The expansion of the repurchase program follows a significant life‑reinsurance transaction with RGA in 2025 that freed up capital and reduced mortality exposure. With $1.1 trillion in assets under management and administration at year‑end 2025, Equitable’s balance sheet remains robust, supporting both capital return and continued investment in its three growth pillars—retirement, asset management, and wealth management.

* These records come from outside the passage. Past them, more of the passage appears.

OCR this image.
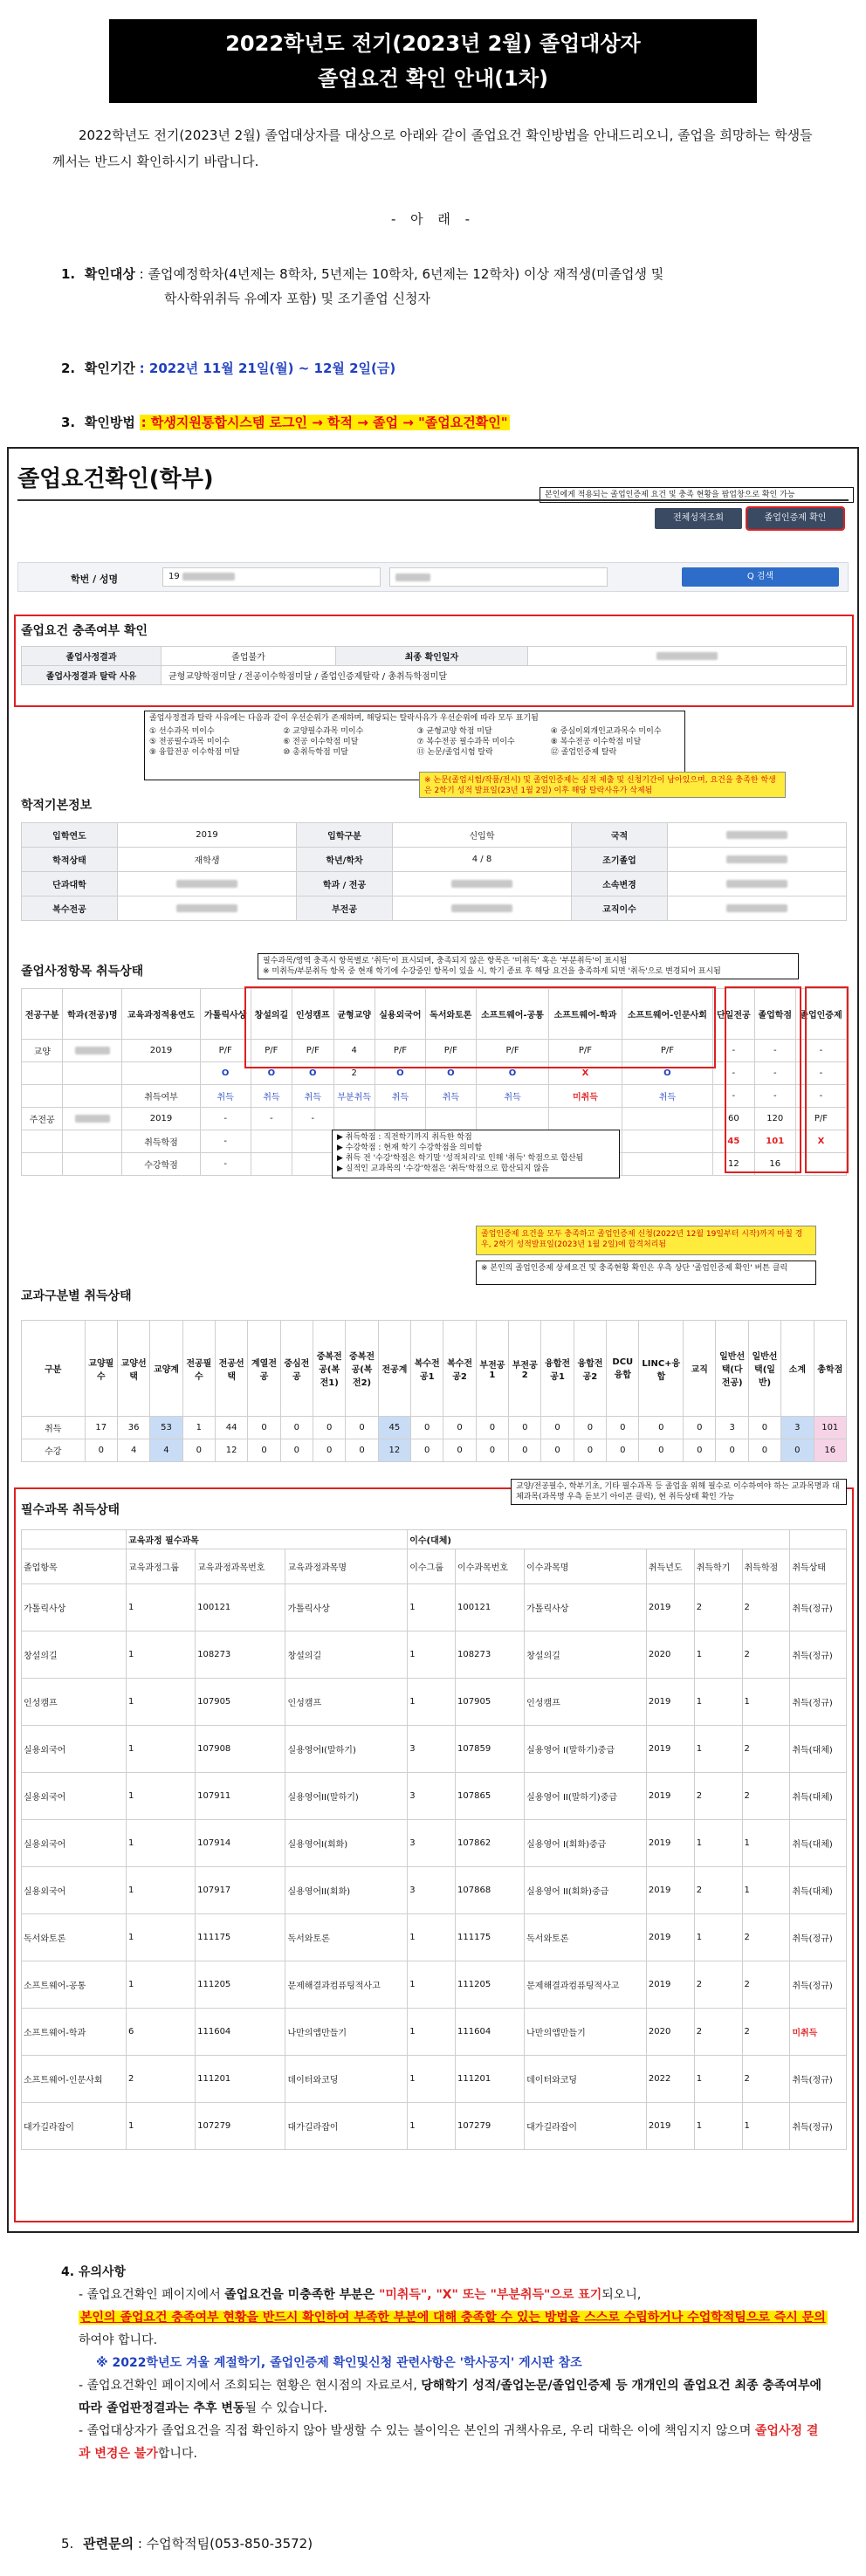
2022학년도 전기(2023년 2월) 졸업대상자
졸업요건 확인 안내(1차)
2022학년도 전기(2023년 2월) 졸업대상자를 대상으로 아래와 같이 졸업요건 확인방법을 안내드리오니, 졸업을 희망하는 학생들께서는 반드시 확인하시기 바랍니다.
- 아 래 -
1. 확인대상 : 졸업예정학차(4년제는 8학차, 5년제는 10학차, 6년제는 12학차) 이상 재적생(미졸업생 및
학사학위취득 유예자 포함) 및 조기졸업 신청자
2. 확인기간 : 2022년 11월 21일(월) ~ 12월 2일(금)
3. 확인방법 : 학생지원통합시스템 로그인 → 학적 → 졸업 → "졸업요건확인"
졸업요건확인(학부)
본인에게 적용되는 졸업인증제 요건 및 충족 현황을 팝업창으로 확인 가능
전체성적조회	졸업인증제 확인
학번 / 성명	19	Q 검색
졸업요건 충족여부 확인
졸업사정결과	졸업불가	최종 확인일자	
졸업사정결과 탈락 사유	균형교양학점미달 / 전공이수학점미달 / 졸업인증제탈락 / 총취득학점미달		
졸업사정결과 탈락 사유에는 다음과 같이 우선순위가 존재하며, 해당되는 탈락사유가 우선순위에 따라 모두 표기됨
① 선수과목 미이수
⑤ 전공필수과목 미이수
⑨ 융합전공 이수학점 미달
② 교양필수과목 미이수
⑥ 전공 이수학점 미달
⑩ 총취득학점 미달
③ 균형교양 학점 미달
⑦ 복수전공 필수과목 미이수
⑪ 논문/졸업시험 탈락
④ 중심이외개인교과목수 미이수
⑧ 복수전공 이수학점 미달
⑫ 졸업인증제 탈락
※ 논문(졸업시험/작품/전시) 및 졸업인증제는 심적 제출 및 신청기간이 남아있으며, 요건을 충족한 학생은 2학기 성적 발표일(23년 1월 2일) 이후 해당 탈락사유가 삭제됨
학적기본정보
입학연도	2019	입학구분	신입학	국적	
학적상태	재학생	학년/학차	4 / 8	조기졸업	
단과대학		학과 / 전공		소속변경	
복수전공		부전공		교직이수	
졸업사정항목 취득상태
필수과목/영역 충족시 항목별로 '취득'이 표시되며, 충족되지 않은 항목은 '미취득' 혹은 '부분취득'이 표시됨
※ 미취득/부분취득 항목 중 현재 학기에 수강중인 항목이 있을 시, 학기 종료 후 해당 요건을 충족하게 되면 '취득'으로 변경되어 표시됨
전공구분	학과(전공)명	교육과정적용연도	가톨릭사상	창설의길	인성캠프	균형교양	실용외국어	독서와토론	소프트웨어-공통	소프트웨어-학과	소프트웨어-인문사회	단일전공	졸업학점	졸업인증제
교양		2019	P/F	P/F	P/F	4	P/F	P/F	P/F	P/F	P/F	-	-	-
			O	O	O	2	O	O	O	X	O	-	-	-
		취득여부	취득	취득	취득	부분취득	취득	취득	취득	미취득	취득	-	-	-
주전공		2019	-	-	-							60	120	P/F
		취득학점	-									45	101	X
		수강학점	-									12	16	
▶ 취득학점 : 직전학기까지 취득한 학점
▶ 수강학점 : 현재 학기 수강학점을 의미함
▶ 취득 전 '수강'학점은 학기말 '성적처리'로 인해 '취득' 학점으로 합산됨
▶ 실적인 교과목의 '수강'학점은 '취득'학점으로 합산되지 않음
졸업인증제 요건을 모두 충족하고 졸업인증제 신청(2022년 12월 19일부터 시작)까지 마칠 경우, 2학기 성적발표일(2023년 1월 2일)에 합격처리됨
※ 본인의 졸업인증제 상세요건 및 충족현황 확인은 우측 상단 '졸업인증제 확인' 버튼 클릭
교과구분별 취득상태
구분	교양필수	교양선택	교양계	전공필수	전공선택	계열전공	중심전공	중복전공(복전1)	중복전공(복전2)	전공계	복수전공1	복수전공2	부전공1	부전공2	융합전공1	융합전공2	DCU융합	LINC+융합	교직	일반선택(다전공)	일반선택(일반)	소계	총학점
취득	17	36	53	1	44	0	0	0	0	45	0	0	0	0	0	0	0	0	0	3	0	3	101
수강	0	4	4	0	12	0	0	0	0	12	0	0	0	0	0	0	0	0	0	0	0	0	16
필수과목 취득상태
교양/전공필수, 학부기초, 기타 필수과목 등 졸업을 위해 필수로 이수하여야 하는 교과목명과 대체과목(과목명 우측 돋보기 아이콘 클릭), 현 취득상태 확인 가능
	교육과정 필수과목			이수(대체)						
졸업항목	교육과정그룹	교육과정과목번호	교육과정과목명	이수그룹	이수과목번호	이수과목명	취득년도	취득학기	취득학점	취득상태
가톨릭사상	1	100121	가톨릭사상	1	100121	가톨릭사상	2019	2	2	취득(정규)
창설의길	1	108273	창설의길	1	108273	창설의길	2020	1	2	취득(정규)
인성캠프	1	107905	인성캠프	1	107905	인성캠프	2019	1	1	취득(정규)
실용외국어	1	107908	실용영어I(말하기)	3	107859	실용영어 I(말하기)중급	2019	1	2	취득(대체)
실용외국어	1	107911	실용영어II(말하기)	3	107865	실용영어 II(말하기)중급	2019	2	2	취득(대체)
실용외국어	1	107914	실용영어I(회화)	3	107862	실용영어 I(회화)중급	2019	1	1	취득(대체)
실용외국어	1	107917	실용영어II(회화)	3	107868	실용영어 II(회화)중급	2019	2	1	취득(대체)
독서와토론	1	111175	독서와토론	1	111175	독서와토론	2019	1	2	취득(정규)
소프트웨어-공통	1	111205	문제해결과컴퓨팅적사고	1	111205	문제해결과컴퓨팅적사고	2019	2	2	취득(정규)
소프트웨어-학과	6	111604	나만의앱만들기	1	111604	나만의앱만들기	2020	2	2	미취득
소프트웨어-인문사회	2	111201	데이터와코딩	1	111201	데이터와코딩	2022	1	2	취득(정규)
대가길라잡이	1	107279	대가길라잡이	1	107279	대가길라잡이	2019	1	1	취득(정규)
4. 유의사항
- 졸업요건확인 페이지에서 졸업요건을 미충족한 부분은 "미취득", "X" 또는 "부분취득"으로 표기되오니,
본인의 졸업요건 충족여부 현황을 반드시 확인하여 부족한 부분에 대해 충족할 수 있는 방법을 스스로 수립하거나 수업학적팀으로 즉시 문의하여야 합니다.
※ 2022학년도 겨울 계절학기, 졸업인증제 확인및신청 관련사항은 '학사공지' 게시판 참조
- 졸업요건확인 페이지에서 조회되는 현황은 현시점의 자료로서, 당해학기 성적/졸업논문/졸업인증제 등 개개인의 졸업요건 최종 충족여부에 따라 졸업판정결과는 추후 변동될 수 있습니다.
- 졸업대상자가 졸업요건을 직접 확인하지 않아 발생할 수 있는 불이익은 본인의 귀책사유로, 우리 대학은 이에 책임지지 않으며 졸업사정 결과 변경은 불가합니다.
5. 관련문의 : 수업학적팀(053-850-3572)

Management highlighted the company’s confidence in its financial position. President and CEO Mark Pearson said the firm expects Non‑GAAP earnings per share growth to accelerate in 2026, targeting a 12‑15% EPS CAGR for 2023‑2027, and projected cash generation to rise from $1.6 billion in 2025 to about $1.8 billion in 2026, on track to reach $2 billion by 2027. CFO Robin Raju noted that the adverse mortality experience in December was driven by a high number of small claims with limited reinsurance coverage, underscoring the importance of the RGA transaction in stabilizing the company’s capital base.

The share‑repurchase authorization signals management’s belief that the stock is undervalued and that excess capital can be deployed to enhance shareholder value. By reducing the share count, the program can lift earnings per share and support the share price, while the dividend demonstrates a commitment to returning cash to investors. Together, the two measures reinforce Equitable’s strategy of balancing capital return with disciplined growth.

The announcement comes after a period of negative market reaction to the company’s Q4 2025 earnings, which missed revenue and EPS estimates due to elevated mortality claims and higher commission expenses. While the share‑repurchase and dividend declaration are not expected to trigger a significant market move, they provide a positive signal of confidence amid recent earnings challenges.